The moments of boredom, though, are punctuated with positively electric, goosebump-inducing performances. Jagger makes love to a harmonica that oozes a heart-wrenching twang, eye makeup smeared across his face and a jeweled ring vibrating on his hand with each new breath. Stevie Wonder, who at just 22 opened for the band on the tour after the release of his now-iconic Music of My Mind album that year, cranks out a high-energy rendition of "Uptight," hands throbbing at the piano alongside a live horn section. Jagger dances along then escorts him to the microphone so they can sing a earth-shattering duet of "Satisfaction." The ups in the film are worth the downs.
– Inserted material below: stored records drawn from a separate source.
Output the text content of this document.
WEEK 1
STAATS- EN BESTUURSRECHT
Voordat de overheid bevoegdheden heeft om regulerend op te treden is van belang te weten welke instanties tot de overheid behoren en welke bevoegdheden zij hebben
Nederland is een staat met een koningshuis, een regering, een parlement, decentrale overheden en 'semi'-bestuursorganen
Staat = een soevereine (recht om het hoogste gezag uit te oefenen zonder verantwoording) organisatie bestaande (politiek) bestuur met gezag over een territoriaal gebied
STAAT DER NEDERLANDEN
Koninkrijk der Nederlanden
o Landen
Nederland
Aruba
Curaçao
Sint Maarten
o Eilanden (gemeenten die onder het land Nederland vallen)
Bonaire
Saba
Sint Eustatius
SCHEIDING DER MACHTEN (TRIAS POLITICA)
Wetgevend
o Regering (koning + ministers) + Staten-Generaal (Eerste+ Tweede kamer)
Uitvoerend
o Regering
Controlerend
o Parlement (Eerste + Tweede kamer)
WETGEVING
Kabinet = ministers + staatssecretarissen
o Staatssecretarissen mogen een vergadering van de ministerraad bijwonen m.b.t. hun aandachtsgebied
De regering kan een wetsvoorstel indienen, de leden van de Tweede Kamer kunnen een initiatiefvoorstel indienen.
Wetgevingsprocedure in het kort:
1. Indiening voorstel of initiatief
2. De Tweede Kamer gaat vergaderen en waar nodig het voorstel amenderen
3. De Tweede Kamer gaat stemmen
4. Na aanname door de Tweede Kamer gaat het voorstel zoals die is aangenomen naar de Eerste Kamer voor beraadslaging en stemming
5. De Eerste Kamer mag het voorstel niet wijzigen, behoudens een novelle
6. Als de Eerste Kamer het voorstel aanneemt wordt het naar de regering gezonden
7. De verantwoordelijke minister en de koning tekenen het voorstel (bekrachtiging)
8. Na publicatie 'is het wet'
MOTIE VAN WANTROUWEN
Cocksucker Blues shows the depth and humanity in the mundane, as much of Frank's work did. Despite the fact that the film can lag at times—I found myself looking at my watch about an hour into its 93 minute runtime—the film is an act of truth. The musical performances, though sprinkled throughout, are intoxicating. The Stones themselves are at their most honest and unedited as people and not just rockstars. And no, watching Cocksucker Blues scratchily on YouTube is just not the same as seeing it larger than life, the way the band themselves always have been and the way the film was intended to be shown. For anyone wanting to see and really understand what The Rolling Stones were at the time, what being both a human and a rockstar at the same time meant and can mean in all of its glory and boredom and heartache, it's essential viewing in a movie theatre if the opportunity arises, even if it's just four times a year.